江棋立刻就道:“裴总的比较严重。”
“有多严重?”
“你那天晚上不是看见了吗?发作起来控制不住自己,再严重点儿,丧失行动力,逼急了自残也不是没可能。”
池艾喉间有些干,“裴总她……自残过?”
“那倒没有,”江棋啧声,“你看裴总那样子像是会自残的吗?冷得跟块石头一样。
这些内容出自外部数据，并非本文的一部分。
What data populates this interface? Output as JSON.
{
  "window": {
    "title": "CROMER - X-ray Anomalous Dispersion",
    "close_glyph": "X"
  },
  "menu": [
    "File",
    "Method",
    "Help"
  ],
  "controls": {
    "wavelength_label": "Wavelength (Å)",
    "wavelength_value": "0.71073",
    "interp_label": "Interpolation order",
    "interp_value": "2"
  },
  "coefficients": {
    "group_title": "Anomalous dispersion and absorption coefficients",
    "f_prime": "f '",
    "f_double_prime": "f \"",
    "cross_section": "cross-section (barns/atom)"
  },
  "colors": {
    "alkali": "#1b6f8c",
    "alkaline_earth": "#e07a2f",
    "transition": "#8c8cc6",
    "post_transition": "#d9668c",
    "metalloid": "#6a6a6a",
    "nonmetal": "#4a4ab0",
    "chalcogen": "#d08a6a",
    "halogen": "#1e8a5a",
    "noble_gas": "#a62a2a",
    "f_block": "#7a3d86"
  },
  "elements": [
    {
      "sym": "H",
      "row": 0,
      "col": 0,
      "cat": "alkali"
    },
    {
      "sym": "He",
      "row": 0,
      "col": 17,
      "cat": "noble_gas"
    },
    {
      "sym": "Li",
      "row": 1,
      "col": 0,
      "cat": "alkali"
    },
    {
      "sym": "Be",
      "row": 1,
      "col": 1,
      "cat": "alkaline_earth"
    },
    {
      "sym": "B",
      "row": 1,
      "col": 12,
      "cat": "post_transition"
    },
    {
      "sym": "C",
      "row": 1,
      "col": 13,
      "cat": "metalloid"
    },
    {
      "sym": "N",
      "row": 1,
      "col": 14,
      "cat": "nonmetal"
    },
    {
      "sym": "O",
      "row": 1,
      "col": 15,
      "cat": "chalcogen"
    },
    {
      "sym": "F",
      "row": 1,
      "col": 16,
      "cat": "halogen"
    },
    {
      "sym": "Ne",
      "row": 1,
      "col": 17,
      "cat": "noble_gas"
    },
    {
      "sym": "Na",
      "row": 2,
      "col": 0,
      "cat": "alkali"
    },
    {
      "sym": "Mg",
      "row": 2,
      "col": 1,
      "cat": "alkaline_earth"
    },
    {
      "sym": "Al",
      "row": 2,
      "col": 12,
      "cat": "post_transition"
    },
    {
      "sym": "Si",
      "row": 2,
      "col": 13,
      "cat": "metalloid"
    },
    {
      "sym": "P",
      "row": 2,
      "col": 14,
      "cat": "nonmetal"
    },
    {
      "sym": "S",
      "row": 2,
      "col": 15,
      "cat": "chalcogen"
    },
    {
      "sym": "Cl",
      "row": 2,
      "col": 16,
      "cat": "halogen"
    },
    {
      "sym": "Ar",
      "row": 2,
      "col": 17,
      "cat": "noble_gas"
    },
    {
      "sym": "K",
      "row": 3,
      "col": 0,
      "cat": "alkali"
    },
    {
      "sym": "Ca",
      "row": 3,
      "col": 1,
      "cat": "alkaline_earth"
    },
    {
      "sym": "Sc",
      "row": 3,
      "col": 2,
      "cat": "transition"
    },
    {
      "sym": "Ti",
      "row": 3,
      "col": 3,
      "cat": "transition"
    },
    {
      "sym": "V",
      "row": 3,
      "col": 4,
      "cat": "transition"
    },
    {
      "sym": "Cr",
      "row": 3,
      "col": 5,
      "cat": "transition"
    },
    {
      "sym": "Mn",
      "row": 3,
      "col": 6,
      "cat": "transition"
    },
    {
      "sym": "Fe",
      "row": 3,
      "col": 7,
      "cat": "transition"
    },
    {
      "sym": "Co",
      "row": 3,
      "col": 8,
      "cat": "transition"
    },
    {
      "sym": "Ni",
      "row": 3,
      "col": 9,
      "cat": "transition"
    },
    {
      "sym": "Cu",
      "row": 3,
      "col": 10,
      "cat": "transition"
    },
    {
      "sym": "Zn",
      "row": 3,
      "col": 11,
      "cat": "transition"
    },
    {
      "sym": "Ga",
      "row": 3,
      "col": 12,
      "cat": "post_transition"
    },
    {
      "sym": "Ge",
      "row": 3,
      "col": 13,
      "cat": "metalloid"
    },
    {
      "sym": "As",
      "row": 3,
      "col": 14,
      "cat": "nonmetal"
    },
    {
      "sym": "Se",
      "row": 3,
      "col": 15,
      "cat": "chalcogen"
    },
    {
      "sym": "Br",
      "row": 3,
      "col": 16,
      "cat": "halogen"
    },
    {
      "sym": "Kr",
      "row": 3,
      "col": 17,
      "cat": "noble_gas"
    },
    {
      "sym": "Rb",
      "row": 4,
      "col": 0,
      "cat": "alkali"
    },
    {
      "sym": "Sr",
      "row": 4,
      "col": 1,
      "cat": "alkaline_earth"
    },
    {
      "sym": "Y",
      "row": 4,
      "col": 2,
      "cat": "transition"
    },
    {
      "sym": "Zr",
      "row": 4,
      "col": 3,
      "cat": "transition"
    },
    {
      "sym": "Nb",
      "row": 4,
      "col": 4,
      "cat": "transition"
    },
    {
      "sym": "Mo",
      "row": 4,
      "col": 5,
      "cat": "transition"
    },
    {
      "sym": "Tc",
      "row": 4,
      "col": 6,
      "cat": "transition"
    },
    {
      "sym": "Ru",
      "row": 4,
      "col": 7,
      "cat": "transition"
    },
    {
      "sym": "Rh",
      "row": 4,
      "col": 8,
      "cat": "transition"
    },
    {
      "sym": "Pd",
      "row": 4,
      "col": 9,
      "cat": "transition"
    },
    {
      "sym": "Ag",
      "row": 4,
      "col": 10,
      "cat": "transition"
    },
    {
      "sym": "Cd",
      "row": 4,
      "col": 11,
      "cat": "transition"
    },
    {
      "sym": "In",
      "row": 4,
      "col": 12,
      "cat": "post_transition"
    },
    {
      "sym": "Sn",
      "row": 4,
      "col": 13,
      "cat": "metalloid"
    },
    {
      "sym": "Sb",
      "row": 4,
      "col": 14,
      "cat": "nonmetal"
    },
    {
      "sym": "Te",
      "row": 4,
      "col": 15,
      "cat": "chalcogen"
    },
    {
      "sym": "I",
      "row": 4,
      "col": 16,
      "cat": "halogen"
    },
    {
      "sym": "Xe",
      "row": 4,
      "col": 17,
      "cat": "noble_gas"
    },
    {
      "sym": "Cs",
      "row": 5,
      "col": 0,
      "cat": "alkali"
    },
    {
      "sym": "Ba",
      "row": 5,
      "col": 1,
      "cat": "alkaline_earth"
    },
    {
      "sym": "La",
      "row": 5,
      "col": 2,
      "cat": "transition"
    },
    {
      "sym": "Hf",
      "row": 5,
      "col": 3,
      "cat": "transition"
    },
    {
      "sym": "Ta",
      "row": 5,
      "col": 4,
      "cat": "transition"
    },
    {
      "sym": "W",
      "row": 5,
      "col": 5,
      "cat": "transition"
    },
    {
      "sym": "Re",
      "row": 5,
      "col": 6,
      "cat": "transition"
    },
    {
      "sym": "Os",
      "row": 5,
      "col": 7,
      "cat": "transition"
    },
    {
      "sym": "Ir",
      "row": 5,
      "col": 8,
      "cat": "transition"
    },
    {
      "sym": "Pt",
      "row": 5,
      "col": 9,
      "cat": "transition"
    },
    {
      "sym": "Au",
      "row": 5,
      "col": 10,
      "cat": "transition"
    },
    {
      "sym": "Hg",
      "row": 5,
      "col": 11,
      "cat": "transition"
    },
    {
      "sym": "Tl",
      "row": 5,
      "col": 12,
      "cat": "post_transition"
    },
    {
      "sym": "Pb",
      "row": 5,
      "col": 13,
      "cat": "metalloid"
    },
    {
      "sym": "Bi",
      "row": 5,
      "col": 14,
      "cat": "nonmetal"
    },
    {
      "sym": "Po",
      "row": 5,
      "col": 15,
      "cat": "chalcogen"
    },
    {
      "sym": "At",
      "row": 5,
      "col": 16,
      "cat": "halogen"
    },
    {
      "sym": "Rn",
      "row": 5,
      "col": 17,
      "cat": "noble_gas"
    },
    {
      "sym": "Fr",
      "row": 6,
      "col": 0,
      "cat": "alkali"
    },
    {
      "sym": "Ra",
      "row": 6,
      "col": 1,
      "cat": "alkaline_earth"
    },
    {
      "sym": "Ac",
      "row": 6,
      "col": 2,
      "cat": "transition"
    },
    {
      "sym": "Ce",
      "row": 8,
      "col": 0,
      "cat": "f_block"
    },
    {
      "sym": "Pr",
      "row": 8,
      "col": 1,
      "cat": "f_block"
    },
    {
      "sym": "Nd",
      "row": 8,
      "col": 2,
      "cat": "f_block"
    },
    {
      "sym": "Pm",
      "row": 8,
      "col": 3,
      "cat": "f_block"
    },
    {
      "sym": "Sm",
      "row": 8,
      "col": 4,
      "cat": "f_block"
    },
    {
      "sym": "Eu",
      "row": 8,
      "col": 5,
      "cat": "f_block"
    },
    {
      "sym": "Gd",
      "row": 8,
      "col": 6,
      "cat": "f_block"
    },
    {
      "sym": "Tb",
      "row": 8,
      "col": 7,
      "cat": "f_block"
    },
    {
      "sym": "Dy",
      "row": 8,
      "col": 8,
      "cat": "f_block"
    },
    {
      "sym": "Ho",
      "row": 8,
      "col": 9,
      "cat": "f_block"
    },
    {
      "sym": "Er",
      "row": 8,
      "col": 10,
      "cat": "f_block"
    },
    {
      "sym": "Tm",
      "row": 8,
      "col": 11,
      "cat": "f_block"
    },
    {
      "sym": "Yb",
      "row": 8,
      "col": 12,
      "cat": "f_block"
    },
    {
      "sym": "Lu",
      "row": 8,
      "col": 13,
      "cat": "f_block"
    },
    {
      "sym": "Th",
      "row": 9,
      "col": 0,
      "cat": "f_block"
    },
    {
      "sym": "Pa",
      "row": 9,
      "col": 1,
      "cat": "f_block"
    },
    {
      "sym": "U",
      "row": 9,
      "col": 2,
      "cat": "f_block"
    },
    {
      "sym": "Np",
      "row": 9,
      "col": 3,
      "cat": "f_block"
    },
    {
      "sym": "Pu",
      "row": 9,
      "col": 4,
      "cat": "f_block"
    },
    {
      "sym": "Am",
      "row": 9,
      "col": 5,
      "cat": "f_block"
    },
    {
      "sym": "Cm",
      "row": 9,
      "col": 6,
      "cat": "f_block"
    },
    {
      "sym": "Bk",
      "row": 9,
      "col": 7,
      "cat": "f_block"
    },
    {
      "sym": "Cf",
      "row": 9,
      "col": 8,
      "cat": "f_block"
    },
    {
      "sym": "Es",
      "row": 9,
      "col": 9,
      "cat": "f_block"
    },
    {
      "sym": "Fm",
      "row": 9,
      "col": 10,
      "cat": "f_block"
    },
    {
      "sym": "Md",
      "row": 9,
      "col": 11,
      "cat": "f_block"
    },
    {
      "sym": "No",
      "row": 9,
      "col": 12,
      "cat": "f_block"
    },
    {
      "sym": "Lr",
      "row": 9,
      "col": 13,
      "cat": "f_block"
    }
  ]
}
”
池艾蓦地一松,松完气意识到自己反应太大,抬手挡了下额头,躲开从廊下刮来的风,偏头道:“裴总的病史大概有多久了?”
“这个不太清楚,我知道的就有八九年了,听说她在国外留学时就有这毛病,这个安娜清楚,你去问她呗。”
“那,发作有什么契机吗?”
“契机?”江棋乐的直笑,“你当这是玄学,怎么不说过敏源呢?”
池艾顺着就问:“过敏源是什么,可以避免吗?”
江棋干脆道:“避免不了。”
“为什么?”
江棋叹气:“心理疾病,不是靠规避就能解决的。裴总那机器人一样的性格是一天两天养成的吗?”
高压,缺爱,孤僻。
江棋断断续续地吐了几个词,就差把“人格缺陷”四个字直说出来。
“小池同学,你要知道,不是每个人的人生都和你一样一帆风顺,在这世上不幸才是常态,就算裴总的身世再显赫,她也还是肉体凡胎一具,会受伤、会生病。”